A woman holds a placard as thousands of members of Turkey's main opposition Republican People's Party march to the parliament in Ankara, Turkey, Nov. 22, 2016.

The Turkish government has withdrawn a proposed law that would have given amnesty to those convicted of having sex with a girl under the age of 18 if they marry the victim. The bill drew national protests and international condemnation. Dorian Jones reports from Istanbul.

Turkish Prime Minister Binali Yildirim announced the withdrawal just hours before parliament was set to vote the legislation into law.
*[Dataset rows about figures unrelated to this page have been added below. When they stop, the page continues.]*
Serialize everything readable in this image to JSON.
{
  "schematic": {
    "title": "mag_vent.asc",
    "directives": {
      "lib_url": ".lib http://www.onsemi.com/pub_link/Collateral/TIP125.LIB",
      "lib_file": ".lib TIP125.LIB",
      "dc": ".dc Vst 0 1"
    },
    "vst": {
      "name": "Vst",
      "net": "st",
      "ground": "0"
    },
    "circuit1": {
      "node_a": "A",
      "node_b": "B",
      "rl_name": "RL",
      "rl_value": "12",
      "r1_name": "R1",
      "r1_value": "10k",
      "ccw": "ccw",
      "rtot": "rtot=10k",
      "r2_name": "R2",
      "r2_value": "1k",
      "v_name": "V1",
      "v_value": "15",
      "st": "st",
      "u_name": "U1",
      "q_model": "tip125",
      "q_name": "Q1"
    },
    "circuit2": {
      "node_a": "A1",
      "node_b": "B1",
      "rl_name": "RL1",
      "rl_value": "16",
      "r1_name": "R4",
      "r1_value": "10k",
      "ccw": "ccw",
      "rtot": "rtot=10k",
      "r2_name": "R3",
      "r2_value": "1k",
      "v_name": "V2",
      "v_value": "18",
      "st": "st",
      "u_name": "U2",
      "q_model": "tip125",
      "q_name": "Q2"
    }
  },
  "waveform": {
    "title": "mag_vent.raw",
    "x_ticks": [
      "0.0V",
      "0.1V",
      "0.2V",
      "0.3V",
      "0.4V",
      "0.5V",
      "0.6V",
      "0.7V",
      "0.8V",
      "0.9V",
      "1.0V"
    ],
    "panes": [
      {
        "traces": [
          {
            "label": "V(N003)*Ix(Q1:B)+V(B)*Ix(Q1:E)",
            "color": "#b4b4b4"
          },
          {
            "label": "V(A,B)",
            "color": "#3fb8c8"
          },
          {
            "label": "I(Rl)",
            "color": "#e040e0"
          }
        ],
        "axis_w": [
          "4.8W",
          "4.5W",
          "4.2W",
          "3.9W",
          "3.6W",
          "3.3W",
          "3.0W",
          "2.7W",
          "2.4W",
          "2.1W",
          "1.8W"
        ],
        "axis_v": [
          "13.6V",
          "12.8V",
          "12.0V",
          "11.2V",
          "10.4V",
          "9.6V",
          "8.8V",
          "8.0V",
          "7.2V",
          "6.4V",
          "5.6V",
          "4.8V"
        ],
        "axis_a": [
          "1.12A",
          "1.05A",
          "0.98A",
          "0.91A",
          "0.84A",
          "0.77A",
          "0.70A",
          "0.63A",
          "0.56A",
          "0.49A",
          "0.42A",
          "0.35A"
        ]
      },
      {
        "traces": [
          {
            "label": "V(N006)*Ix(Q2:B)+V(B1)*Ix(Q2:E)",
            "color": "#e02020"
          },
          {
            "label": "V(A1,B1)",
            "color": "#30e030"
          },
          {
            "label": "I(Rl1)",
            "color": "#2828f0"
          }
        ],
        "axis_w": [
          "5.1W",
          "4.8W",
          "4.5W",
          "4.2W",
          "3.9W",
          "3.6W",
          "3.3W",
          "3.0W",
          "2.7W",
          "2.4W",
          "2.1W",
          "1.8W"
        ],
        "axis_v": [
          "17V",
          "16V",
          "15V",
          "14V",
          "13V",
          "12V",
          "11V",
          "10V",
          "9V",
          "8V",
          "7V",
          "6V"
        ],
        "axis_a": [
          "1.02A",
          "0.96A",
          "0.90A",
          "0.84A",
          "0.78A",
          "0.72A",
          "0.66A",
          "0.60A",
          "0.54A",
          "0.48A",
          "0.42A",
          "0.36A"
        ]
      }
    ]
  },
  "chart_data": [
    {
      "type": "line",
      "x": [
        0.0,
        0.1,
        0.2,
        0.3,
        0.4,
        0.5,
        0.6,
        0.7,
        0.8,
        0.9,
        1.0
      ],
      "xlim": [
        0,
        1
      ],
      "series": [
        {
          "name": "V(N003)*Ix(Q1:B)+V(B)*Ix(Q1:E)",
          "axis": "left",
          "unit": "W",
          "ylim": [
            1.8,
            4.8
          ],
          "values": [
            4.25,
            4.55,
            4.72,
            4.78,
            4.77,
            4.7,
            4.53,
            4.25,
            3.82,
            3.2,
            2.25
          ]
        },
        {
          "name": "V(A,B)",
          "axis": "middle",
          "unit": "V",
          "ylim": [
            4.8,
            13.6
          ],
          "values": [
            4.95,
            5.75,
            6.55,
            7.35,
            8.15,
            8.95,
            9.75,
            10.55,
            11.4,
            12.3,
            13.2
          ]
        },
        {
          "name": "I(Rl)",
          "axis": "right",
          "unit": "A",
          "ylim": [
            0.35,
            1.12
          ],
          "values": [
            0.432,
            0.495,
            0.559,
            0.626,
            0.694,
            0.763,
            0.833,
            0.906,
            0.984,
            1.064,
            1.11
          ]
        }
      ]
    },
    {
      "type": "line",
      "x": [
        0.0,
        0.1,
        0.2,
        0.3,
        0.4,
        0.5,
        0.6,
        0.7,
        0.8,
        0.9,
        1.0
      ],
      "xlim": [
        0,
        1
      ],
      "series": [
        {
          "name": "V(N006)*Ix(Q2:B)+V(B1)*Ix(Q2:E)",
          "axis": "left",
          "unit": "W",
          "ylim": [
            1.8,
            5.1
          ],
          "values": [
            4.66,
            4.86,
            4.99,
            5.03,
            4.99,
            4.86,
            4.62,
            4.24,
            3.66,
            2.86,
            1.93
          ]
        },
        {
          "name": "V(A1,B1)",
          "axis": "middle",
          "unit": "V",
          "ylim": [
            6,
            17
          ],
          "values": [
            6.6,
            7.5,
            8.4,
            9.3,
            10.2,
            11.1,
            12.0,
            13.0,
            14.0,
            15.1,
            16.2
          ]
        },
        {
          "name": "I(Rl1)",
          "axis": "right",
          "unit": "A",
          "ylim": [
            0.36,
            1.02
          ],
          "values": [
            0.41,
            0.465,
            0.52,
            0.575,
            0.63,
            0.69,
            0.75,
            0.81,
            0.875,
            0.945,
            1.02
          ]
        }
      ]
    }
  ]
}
In the face of widespread condemnation Yildirim said the legislation would now be reconsidered, adding that "these issues will be discussed by a parliamentary commission." Yildirim said if a proposal comes from the opposition, it will be developed. " If not, we will fix the issue by taking the suggestions of NGOs, citizens, experts and academics," he said.

All the Turkish opposition parties opposed the measure, although with the ruling AKP Party having a large majority in parliament, it would have easily passed.

Monday Turkish President Recep Tayyip Erdogan intervened in the controversy, calling for a broad consensus on the legislation and saying attention should be paid to criticism.

Thousands of members of Turkey's main opposition Republican People's Party march to the parliament in Ankara, Turkey, Nov. 22, 2016.

Thousands of members of Turkey's main opposition Republican People's Party march to the parliament in Ankara, Turkey, Nov. 22, 2016.

Protests

Nationwide protests against the proposed law have been held across the country. The controversy appears to cut across the country's deep political divide, especially drawing women from all segments of society.

“I am mother, how am I to react? This is not normal this is a great shame. I have a child. It is beyond me, if we as mothers in this country let this happen we are not mothers," a woman protesting in Istanbul Saturday explained.

Officials say about 3,800 men would have benefited from the proposed amnesty.

The government insists the legislation was aimed at men who married women just under the legal age of consent, arguing many families had been broken up by the rigid enforcement of existing laws.

But human rights groups claim that the amnesty would legitimize the practice of child brides, which remains a persistent problem in Turkey.

According to a United Nations survey last year, in 15% of the marriages in Turkey, one of the partners was under the legal age of consent and in one percent of the marriages, one partner was under the age of 15.